Mayhap because in their adulation they’d preserved some of the innocence Patience had lost early on. Or, mayhap it was because, even with the betrayal between them, part of her heart would belong to him forever. “You cannot have a relationship built on a foundation of lies,” she said. Which was precisely what Godrick Gunnery had done. The least lie being his birthright, and the greatest being that he’d been betrothed to one of those lofty ladies who’d paid Patience a visit and not only revealed her identity but shared evidence that Godrick had merely been toying with the lowborn daughter of a boxer.
Her heart spasmed all over again. Damn him. And damn her and her inability to make any of their lives right.
“No,” her sister said in surprising agreement. “But neither can you feed a family without coin.”
She winced. Touché.
Ruth gave her head a pitying shake. “I’ll not mention the Duke again.” You just did.

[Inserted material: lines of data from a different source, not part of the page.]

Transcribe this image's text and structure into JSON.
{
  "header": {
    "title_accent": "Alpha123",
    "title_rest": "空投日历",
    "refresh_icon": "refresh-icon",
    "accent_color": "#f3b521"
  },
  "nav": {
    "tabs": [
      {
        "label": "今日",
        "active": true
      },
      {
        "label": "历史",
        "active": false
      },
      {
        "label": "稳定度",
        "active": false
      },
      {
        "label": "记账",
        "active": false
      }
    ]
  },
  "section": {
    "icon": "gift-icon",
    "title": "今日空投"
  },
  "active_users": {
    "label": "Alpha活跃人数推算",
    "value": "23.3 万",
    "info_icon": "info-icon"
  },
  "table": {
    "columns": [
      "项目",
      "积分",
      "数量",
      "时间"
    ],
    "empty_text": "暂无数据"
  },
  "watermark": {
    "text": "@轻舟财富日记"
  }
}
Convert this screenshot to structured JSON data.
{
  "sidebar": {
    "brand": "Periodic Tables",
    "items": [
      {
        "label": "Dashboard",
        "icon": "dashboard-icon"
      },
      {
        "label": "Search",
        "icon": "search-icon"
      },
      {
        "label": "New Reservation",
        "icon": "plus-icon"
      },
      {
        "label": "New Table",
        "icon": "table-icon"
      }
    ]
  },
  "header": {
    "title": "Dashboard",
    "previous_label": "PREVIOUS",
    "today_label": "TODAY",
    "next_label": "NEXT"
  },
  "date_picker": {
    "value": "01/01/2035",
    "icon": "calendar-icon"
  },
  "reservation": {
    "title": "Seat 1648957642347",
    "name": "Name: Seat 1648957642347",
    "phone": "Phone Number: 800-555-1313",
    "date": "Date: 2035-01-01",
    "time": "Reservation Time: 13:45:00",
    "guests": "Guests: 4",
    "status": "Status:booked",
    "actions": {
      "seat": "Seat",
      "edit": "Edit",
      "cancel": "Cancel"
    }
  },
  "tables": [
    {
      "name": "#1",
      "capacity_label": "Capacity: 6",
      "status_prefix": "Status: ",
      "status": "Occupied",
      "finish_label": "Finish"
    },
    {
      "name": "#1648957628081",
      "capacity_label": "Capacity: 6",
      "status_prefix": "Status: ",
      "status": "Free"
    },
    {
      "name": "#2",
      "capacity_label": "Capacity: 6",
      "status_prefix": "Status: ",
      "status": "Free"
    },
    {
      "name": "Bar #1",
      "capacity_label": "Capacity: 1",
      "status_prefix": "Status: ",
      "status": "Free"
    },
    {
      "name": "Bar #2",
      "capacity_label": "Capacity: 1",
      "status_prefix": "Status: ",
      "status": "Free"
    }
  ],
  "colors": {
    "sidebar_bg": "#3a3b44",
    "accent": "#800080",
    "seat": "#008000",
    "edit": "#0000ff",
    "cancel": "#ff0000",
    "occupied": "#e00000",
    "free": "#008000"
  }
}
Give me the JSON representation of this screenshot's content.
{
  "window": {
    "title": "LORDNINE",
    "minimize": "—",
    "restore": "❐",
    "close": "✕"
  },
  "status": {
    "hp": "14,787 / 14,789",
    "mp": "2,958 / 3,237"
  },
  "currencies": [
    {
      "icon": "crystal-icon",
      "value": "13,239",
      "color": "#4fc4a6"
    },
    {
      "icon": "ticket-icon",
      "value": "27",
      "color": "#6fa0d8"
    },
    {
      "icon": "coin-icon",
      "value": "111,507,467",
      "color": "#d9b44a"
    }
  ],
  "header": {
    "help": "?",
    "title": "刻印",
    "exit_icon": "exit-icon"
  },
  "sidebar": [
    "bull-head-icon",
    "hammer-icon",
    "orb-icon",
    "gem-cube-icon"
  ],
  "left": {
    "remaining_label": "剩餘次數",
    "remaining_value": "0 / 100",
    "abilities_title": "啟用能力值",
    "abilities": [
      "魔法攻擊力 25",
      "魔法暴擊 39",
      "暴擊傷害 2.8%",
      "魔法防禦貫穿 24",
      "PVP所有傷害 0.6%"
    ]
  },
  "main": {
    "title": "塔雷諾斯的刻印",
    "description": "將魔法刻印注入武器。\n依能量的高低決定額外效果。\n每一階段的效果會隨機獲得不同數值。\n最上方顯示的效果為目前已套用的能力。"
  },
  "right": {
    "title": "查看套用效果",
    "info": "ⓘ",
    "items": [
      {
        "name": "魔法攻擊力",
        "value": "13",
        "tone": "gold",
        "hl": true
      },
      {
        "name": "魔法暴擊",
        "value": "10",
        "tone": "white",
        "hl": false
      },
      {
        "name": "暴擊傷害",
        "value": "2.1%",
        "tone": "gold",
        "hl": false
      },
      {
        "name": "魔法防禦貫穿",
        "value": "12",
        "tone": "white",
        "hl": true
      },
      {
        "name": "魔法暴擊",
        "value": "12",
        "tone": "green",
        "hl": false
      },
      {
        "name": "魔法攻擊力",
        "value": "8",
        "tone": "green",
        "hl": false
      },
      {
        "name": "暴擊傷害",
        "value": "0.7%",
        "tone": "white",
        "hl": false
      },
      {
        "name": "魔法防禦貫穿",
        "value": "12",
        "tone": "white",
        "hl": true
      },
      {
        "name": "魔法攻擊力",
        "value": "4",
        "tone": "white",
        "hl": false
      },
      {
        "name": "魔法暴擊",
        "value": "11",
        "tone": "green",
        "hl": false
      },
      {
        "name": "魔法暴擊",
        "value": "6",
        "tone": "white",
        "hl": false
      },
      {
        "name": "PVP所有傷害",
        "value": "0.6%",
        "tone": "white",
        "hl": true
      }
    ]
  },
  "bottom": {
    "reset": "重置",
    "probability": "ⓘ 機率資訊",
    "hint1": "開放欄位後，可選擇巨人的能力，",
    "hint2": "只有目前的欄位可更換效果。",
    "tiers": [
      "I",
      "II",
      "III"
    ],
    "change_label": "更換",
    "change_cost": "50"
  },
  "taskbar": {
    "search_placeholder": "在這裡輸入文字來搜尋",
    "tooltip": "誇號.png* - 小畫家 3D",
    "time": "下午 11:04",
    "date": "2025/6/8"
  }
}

“Do not call him that,” she said tersely. The Duke of the Ring was the name the fighting world gave Godrick Gunnery after he’d handily beaten his first opponent.
“But that is his fighting name.” Yes, it was. Earned after a crowd had proclaimed, Godrick the fighter with noble roots capable of smiting any opponent like the Lord himself. It perfectly suited a commanding gentleman of strength and power. “No. You’ll never hear me so much as suggest that you pay Godrick a visit—”
“You said you wouldn’t mention him again,” she said brusquely.
“Very well. I’ll go see to Samuel. And his bruises. Hopefully, he’s still breathing—”
“Enough, Ruth.” Patience leveled a glower on her persistent sibling.
Muttering to herself in her typical Ruth fashion, her sister marched off. As soon as the click of the door resonated in the still, Patience let loose a long stream of curses. Damn her sister for being correct. It hardly mattered how many years younger she was, Ruth possessed an insight and resolve most of the fighters Tom Storm had schooled over the years did not.
Except one. There had been one indomitable figure that no other person could or would ever compare to.
She stalked to the window and began to knock her forehead rhythmically against the lead windowpane.
Patience knew precisely what she had to do.